Living here in South Central, you get use to the weird natural events of mother nature. Small flooding in areas aren't uncommon. Snow Storms to us are what you call blizzards in the lower 49. Avalanches are normal. Earthquakes are pretty common as Alaska has the most in the world. But Volcano's are kind of a special breed of natural occurance.
A few days ago, Mt. Redoubt blew and has kept blowing. Quite a few people were taken back (these are the newbies moved up here from outta State) by what they thought would be the end of the world. Others, like myself, just shrugged our shoulders and kept moving as this is just life in Alaska. Mt. Redoubt isn't usually a ash type volcano, and doesn't usually stay active for long.

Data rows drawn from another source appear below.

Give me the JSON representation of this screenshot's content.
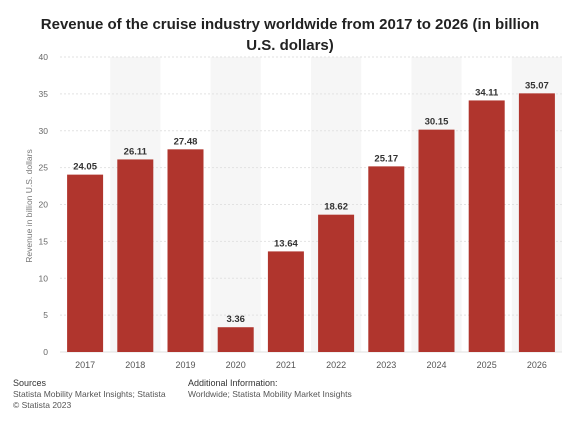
{
  "chart_data": {
    "type": "bar",
    "title": "Revenue of the cruise industry worldwide from 2017 to 2026 (in billion U.S. dollars)",
    "categories": [
      "2017",
      "2018",
      "2019",
      "2020",
      "2021",
      "2022",
      "2023",
      "2024",
      "2025",
      "2026"
    ],
    "values": [
      24.05,
      26.11,
      27.48,
      3.36,
      13.64,
      18.62,
      25.17,
      30.15,
      34.11,
      35.07
    ],
    "value_labels": [
      "24.05",
      "26.11",
      "27.48",
      "3.36",
      "13.64",
      "18.62",
      "25.17",
      "30.15",
      "34.11",
      "35.07"
    ],
    "ylabel": "Revenue in billion U.S. dollars",
    "xlabel": "",
    "ylim": [
      0,
      40
    ],
    "yticks": [
      0,
      5,
      10,
      15,
      20,
      25,
      30,
      35,
      40
    ],
    "grid": true,
    "bar_color": "#b0352d"
  },
  "footer": {
    "sources_heading": "Sources",
    "sources_line1": "Statista Mobility Market Insights; Statista",
    "sources_line2": "© Statista 2023",
    "additional_heading": "Additional Information:",
    "additional_line1": "Worldwide; Statista Mobility Market Insights"
  }
}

Now the newbies of Alaska were worried about many items. Would my power shut off, would my well stop working (many have water wells) or my septic, would I be able to eat, what do I do if it is on my house/vehicle/sled(snowmachine)/etc, what if my animal eats the snow? What do you say to these people?
In times like this you just sit back and watch the happenings. Ash is harmful but isn't the end of the world. You wash your vehicle and do NOT use the windshield wipers until you do wash it. If you have ash on your house, you wait for spring 9as there is still a bunch of snow on the ground) and water down your roof. If you animals eat the snow, make sure to have plenty of fresh water for them... as ash is abrasive. And if you want to be sure they are okay, you give them some bread so the ash won't hurt their stomach or intestines. Everyone should have some water somewhere in their house or apartment for emergancyies as well as batteries for flashlights or candles. Also, new airfilters for the vehicles you own is always a good thing. The one thing I would worry about in the winter for something like this would be that your waterlines freeze. Then you might have a problem.